SMT Assemblies are getting more and more complicated. While SMT Assembly manufacturers strive for 100% efforts, the fact is that achieving it is really difficult. While a majority of electronics today use SMT Components however the reduced component sizes make putting them onto PCBs very difficult. Other than this, there are many other defects that SMT Assembly has to overcome as follows:
Poor Solder Paste Release
Solder Paste Release is determined by aspect ratio and surface area ratio. Aspect ratio compares the smallest dimension of the stencil aperture to the stencil foil thickness. An aspect ratio of lower than 1.5 is not accepted. Surface Area Ratio compares the surface area of the stencil aperture to the surface area of the stencil aperture walls. The lowest surface area ratio is 0.60. While the aspect ratio and surface area ratio help indicate solder paste release, what is important is the adhesion strength of the solder paste to the SMT pad, which is determined by the size of the SMT Pad. Difference in surface finishes can influence the SMT Pad sizes. To be able to exactly calculate solder paste release a modified surface area ratio principle must be considered which takes into account changes in SMT Pad sizes on account of copper weights and surface treatment. This is getting more and more importance as smaller components become more and more popular. Especially the bottom of the SMT Pad matches the size in the electronic PCB files while the top is smaller. It is this smaller size top that needs to be planed in calculating the stencil surface area ratio as the smaller size top has less surface area.
Bridging at Print
Besides solder paste release, copper weights and surface treatments also effect bridging. Heavy copper weights or non-flat surface finishes lower the seal between the PCB and the stencil. This can in turn allow solder paste to squeeze out during printing and also cause bridging at print. The seal is dependent on the size of the SMT Pad and stencil aperture. Stencil apertures larger than the SMT Pads can cause solder paste to squeeze out between the PCB and the stencil.
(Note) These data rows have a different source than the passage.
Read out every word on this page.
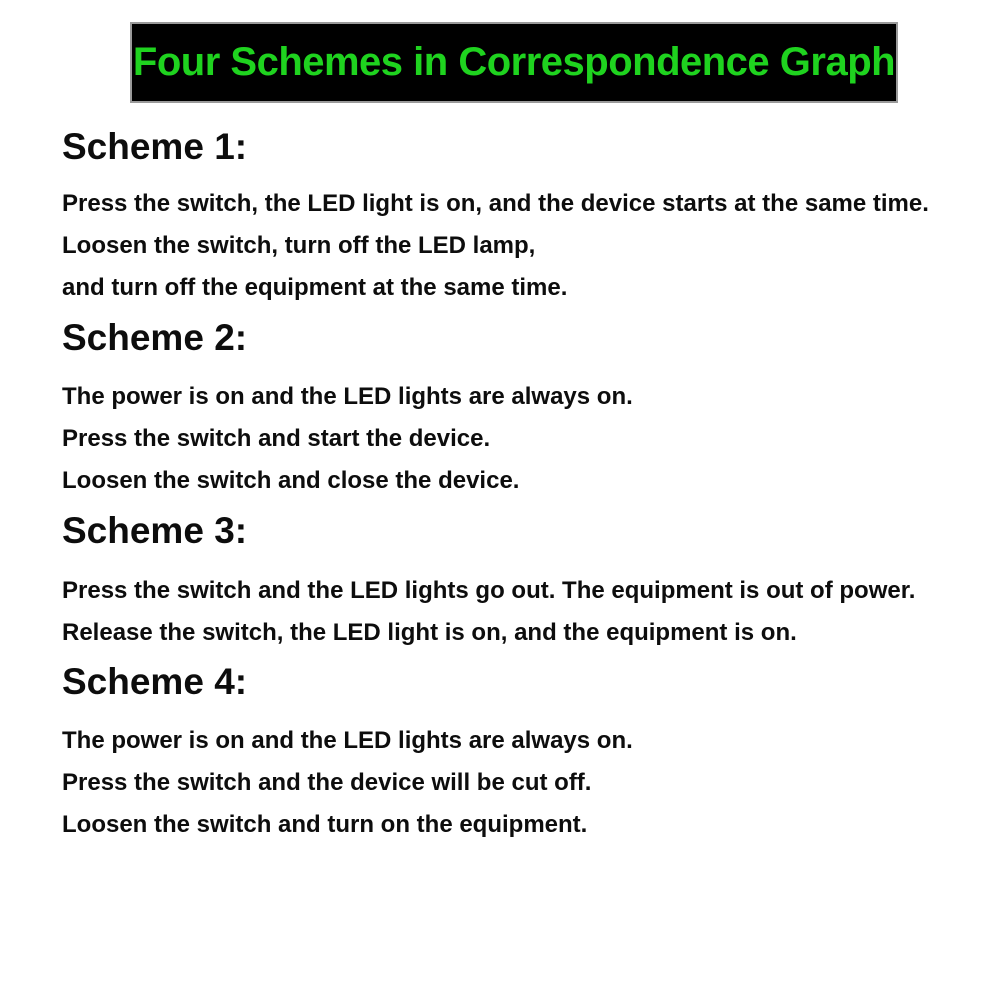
Four Schemes in Correspondence Graph
Scheme 1:

Press the switch, the LED light is on, and the device starts at the same time.

Loosen the switch, turn off the LED lamp,

and turn off the equipment at the same time.

Scheme 2:

The power is on and the LED lights are always on.

Press the switch and start the device.

Loosen the switch and close the device.

Scheme 3:

Press the switch and the LED lights go out. The equipment is out of power.

Release the switch, the LED light is on, and the equipment is on.

Scheme 4:

The power is on and the LED lights are always on.

Press the switch and the device will be cut off.

Loosen the switch and turn on the equipment.
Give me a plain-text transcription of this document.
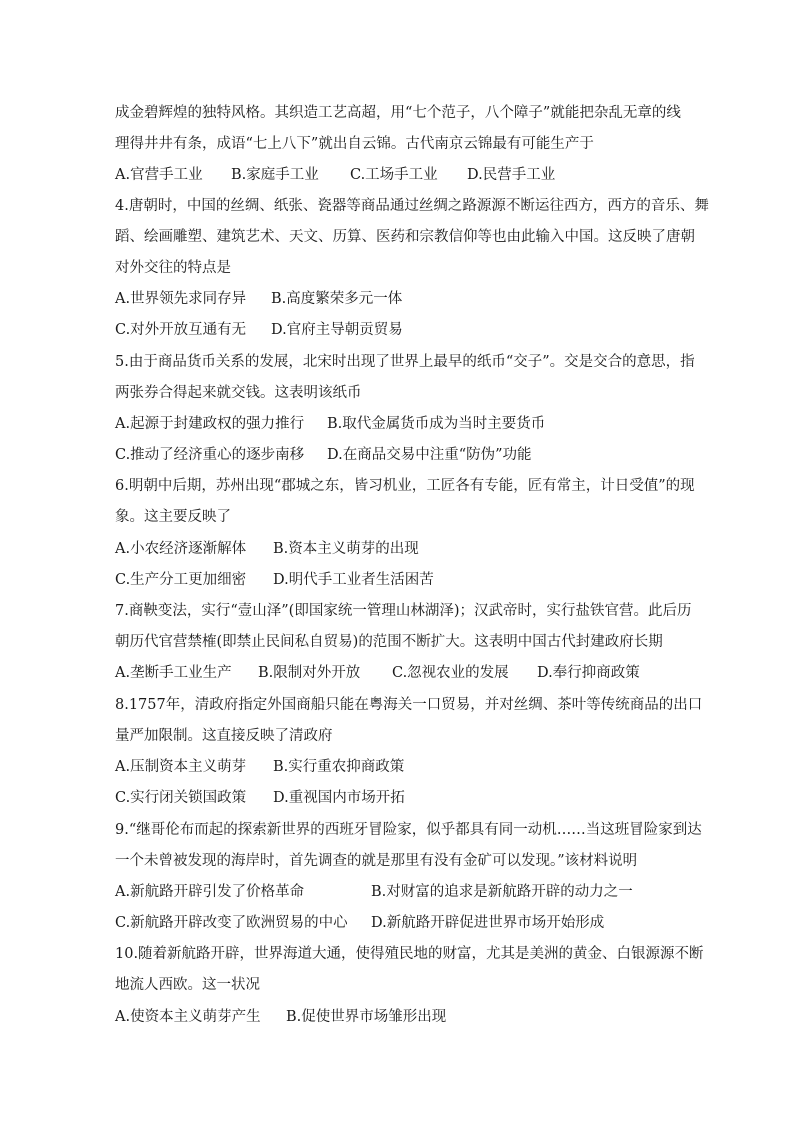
成金碧辉煌的独特风格。其织造工艺高超，用“七个范子，八个障子”就能把杂乱无章的线
理得井井有条，成语“七上八下”就出自云锦。古代南京云锦最有可能生产于
A.官营手工业 B.家庭手工业 C.工场手工业 D.民营手工业
4.唐朝时，中国的丝绸、纸张、瓷器等商品通过丝绸之路源源不断运往西方，西方的音乐、舞
蹈、绘画雕塑、建筑艺术、天文、历算、医药和宗教信仰等也由此输入中国。这反映了唐朝
对外交往的特点是
A.世界领先求同存异 B.高度繁荣多元一体
C.对外开放互通有无 D.官府主导朝贡贸易
5.由于商品货币关系的发展，北宋时出现了世界上最早的纸币“交子”。交是交合的意思，指
两张券合得起来就交钱。这表明该纸币
A.起源于封建政权的强力推行 B.取代金属货币成为当时主要货币
C.推动了经济重心的逐步南移 D.在商品交易中注重“防伪”功能
6.明朝中后期，苏州出现“郡城之东，皆习机业，工匠各有专能，匠有常主，计日受值”的现
象。这主要反映了
A.小农经济逐渐解体 B.资本主义萌芽的出现
C.生产分工更加细密 D.明代手工业者生活困苦
7.商鞅变法，实行“壹山泽”(即国家统一管理山林湖泽)；汉武帝时，实行盐铁官营。此后历
朝历代官营禁榷(即禁止民间私自贸易)的范围不断扩大。这表明中国古代封建政府长期
A.垄断手工业生产 B.限制对外开放 C.忽视农业的发展 D.奉行抑商政策
8.1757年，清政府指定外国商船只能在粤海关一口贸易，并对丝绸、茶叶等传统商品的出口
量严加限制。这直接反映了清政府
A.压制资本主义萌芽 B.实行重农抑商政策
C.实行闭关锁国政策 D.重视国内市场开拓
9.“继哥伦布而起的探索新世界的西班牙冒险家，似乎都具有同一动机……当这班冒险家到达
一个未曾被发现的海岸时，首先调查的就是那里有没有金矿可以发现。”该材料说明
A.新航路开辟引发了价格革命	B.对财富的追求是新航路开辟的动力之一
C.新航路开辟改变了欧洲贸易的中心 D.新航路开辟促进世界市场开始形成
10.随着新航路开辟，世界海道大通，使得殖民地的财富，尤其是美洲的黄金、白银源源不断
地流人西欧。这一状况
A.使资本主义萌芽产生 B.促使世界市场雏形出现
In order to solve this problem, a width reduction when it comes to stencil apertures is requested. This is especially true of heavy copper weights and non-flat PCB surface treatments. This assures that the chances of the solder paste squeezing out between the PCB & stencil is minimized.
Insufficient Solder Volume at SMT reflow
While it is a common defect, it is caught only at the end of the SMT Process during visual or automated optical inspection. A DFM review sometimes can also catch the insufficient volume before production. To overcome this problem, the volume increase is based on the size difference of the leadless termination and PCB Land pad. Also the additional solder paste volume needs to be printed to the toe side on case of leadless components. Also increasing the stencil aperture width needs to be avoided. What is also important to note is the stencil foil thickness. In cases where the foil thickness needs to be adjusted to accommodate SMT components, the stencil aperture volume also needs to be increased.
Bridging at SMT Reflow
SMT Reflow is caused because solder paste squeezing out between the PCB & stencil at print, at others it is on account of PCB manufacturing issues, placement pressure, reflow over settings etc. Bridging at SMT Reflow can also happen on account of packages as they have component lead exposed to the heating. Leadless packages, on the other hand have uniform heating. Gull wing packages also have limited amount of surface area to wet the solder. In case of too much solder, the excess can spill off on to the PCB Pad. The reduction in solder paste volume, however should always be centered on the gull wing foot and not the PCB Pad. While for most assemblies the volume reductions will reduce .While some SMT defects are limited to a assembly line or location, others such as solder paste release, bridging print, bridging SMT Reflow, insufficient solder volume at SMT Reflow and more mentioned are popular and are not limited to a set of variables.